Both stored procedures and user-defined functions let you store SQL (and procedural code) in the database and invoke it by name. They feel similar but solve different problems. Procedures are for doing work with side effects and transaction control. Functions are for computing values inside queries.

Picking well affects how clean your data layer is, how predictable your transactions behave, and whether your migrations turn into spaghetti. Picking poorly leads to functions with hidden side effects and procedures abused for things SELECT could do.

Mental Model

FUNCTION
- returns a value or table
- invoked inside SQL:  SELECT f(x) FROM ...
- cannot manage transactions
- usually side-effect free

PROCEDURE
- returns nothing (or out params)
- invoked imperatively:  CALL p(x)
- can BEGIN / COMMIT / ROLLBACK
- often has side effects (writes, audit, jobs)
Two callable shapes in the database

In Postgres, procedures were added in version 11 specifically to allow transaction control inside server-side code.

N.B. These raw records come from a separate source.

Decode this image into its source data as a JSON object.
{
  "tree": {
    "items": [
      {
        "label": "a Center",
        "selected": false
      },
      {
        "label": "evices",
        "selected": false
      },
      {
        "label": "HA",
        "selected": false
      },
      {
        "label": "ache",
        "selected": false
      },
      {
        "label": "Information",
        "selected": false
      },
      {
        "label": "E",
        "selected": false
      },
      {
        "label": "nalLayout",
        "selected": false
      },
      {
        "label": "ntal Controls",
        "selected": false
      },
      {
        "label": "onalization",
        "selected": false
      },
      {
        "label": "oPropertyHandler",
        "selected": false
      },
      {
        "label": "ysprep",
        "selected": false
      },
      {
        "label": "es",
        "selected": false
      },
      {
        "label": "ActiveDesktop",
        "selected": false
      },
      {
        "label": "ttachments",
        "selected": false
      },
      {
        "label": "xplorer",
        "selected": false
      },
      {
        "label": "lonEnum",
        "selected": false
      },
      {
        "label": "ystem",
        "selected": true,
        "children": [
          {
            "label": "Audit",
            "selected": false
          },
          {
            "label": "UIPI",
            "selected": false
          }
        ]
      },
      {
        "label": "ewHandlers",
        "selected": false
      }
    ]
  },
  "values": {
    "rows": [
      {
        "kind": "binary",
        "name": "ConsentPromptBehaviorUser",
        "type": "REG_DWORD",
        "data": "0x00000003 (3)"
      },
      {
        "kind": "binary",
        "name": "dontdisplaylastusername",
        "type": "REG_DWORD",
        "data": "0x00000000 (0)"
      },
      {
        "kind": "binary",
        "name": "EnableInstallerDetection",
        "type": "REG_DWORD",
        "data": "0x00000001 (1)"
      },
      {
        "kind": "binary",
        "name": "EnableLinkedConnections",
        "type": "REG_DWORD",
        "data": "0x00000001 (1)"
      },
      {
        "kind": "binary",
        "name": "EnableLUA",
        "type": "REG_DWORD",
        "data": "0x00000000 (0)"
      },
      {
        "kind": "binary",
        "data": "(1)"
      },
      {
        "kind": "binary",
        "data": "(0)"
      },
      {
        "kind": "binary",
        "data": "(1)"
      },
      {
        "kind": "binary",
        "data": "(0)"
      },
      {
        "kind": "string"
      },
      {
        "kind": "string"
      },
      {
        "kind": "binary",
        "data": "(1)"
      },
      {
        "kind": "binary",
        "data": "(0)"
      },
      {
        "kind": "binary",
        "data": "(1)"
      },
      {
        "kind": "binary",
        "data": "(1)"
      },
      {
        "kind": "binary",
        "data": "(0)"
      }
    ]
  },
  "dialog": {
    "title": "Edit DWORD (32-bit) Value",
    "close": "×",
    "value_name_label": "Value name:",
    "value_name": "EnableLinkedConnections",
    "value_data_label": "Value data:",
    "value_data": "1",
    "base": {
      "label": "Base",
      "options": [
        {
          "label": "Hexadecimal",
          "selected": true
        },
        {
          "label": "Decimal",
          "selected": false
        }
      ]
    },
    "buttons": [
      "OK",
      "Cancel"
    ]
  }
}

Before that, all you had was FUNCTION, and people abused it.

Hands-on Example

A scalar function that computes shipping cost is fine inside queries:

CREATE OR REPLACE FUNCTION shipping_cost(weight_kg numeric, country text)
RETURNS numeric
LANGUAGE sql
IMMUTABLE
AS $$
  SELECT CASE country
           WHEN 'US' THEN 5 + weight_kg * 1.5
           WHEN 'EU' THEN 7 + weight_kg * 1.8
           ELSE         12 + weight_kg * 2.2
         END;
$$;

SELECT id, shipping_cost(weight_kg, country) AS ship
FROM   orders
WHERE  status = 'pending';

A table-returning function for reuse in queries:

CREATE OR REPLACE FUNCTION top_customers(limit_n int)
RETURNS TABLE (customer_id bigint, revenue numeric)
LANGUAGE sql
STABLE
AS $$
  SELECT customer_id, SUM(total)
  FROM   orders
  GROUP  BY customer_id
  ORDER  BY 2 DESC
  LIMIT  limit_n;
$$;

SELECT * FROM top_customers(10);

A procedure for a multi-step operation that needs its own commits:

CREATE OR REPLACE PROCEDURE settle_day(p_day date)
LANGUAGE plpgsql
AS $$
DECLARE
  rec RECORD;
BEGIN
  FOR rec IN
    SELECT id FROM orders WHERE sold_at = p_day AND status = 'shipped'
  LOOP
    UPDATE orders SET status = 'settled' WHERE id = rec.id;
    INSERT INTO settlement_audit(order_id, settled_at) VALUES (rec.id, now());
    COMMIT;     -- only legal inside a procedure
  END LOOP;
END;
$$;

CALL settle_day(DATE '2026-06-27');

The procedure chunks work into many small transactions to avoid one giant lock. A function could not do that.

Common Pitfalls

  • Side effects in functions. A function that inserts a row may be called any number of times by the planner. Use a procedure for writes.
  • Wrong volatility category. Marking a non-deterministic function IMMUTABLE lets the planner cache its result and produce wrong answers. Use STABLE for read-only queries and VOLATILE (default) when in doubt.
  • SECURITY DEFINER traps. A function that runs with the owner’s privileges can leak access. Set search_path explicitly and avoid SECURITY DEFINER unless you really need it.
  • Procedures in MySQL vs Postgres differ. MySQL has had procedures forever but no transaction control inside them in older versions. Read your engine’s docs.
  • Heavy logic in stored procs without tests. Database code is just code. Untested SQL functions rot the same way untested services do.

Production Tips

  • Use migrations (Flyway, Sqitch, Atlas) to version stored procedures and functions alongside schema. Drift between environments is the usual disaster.
  • Keep business rules in application code by default. Push to the database only when round trips, atomicity, or data locality demand it.
  • Write unit tests for non-trivial functions using pgTAP or a containerized DB and an assertion framework. Reviews catch syntax; tests catch semantics.
  • Choose LANGUAGE sql over LANGUAGE plpgsql when possible. SQL functions can be inlined by the planner; plpgsql cannot.
  • Document inputs, outputs, and side effects in a comment block above each function. Stored code is “spooky action at a distance” by default; documentation lifts the fog.

Wrap-up

Reach for a function to compute values inside queries: pure, deterministic, embedded in SQL. Reach for a procedure to drive multi-step work that may need its own transactions: batch settlement, data migrations, scheduled maintenance. Keep them tested, version-controlled, and minimal, and the database becomes a place for the work that genuinely belongs there.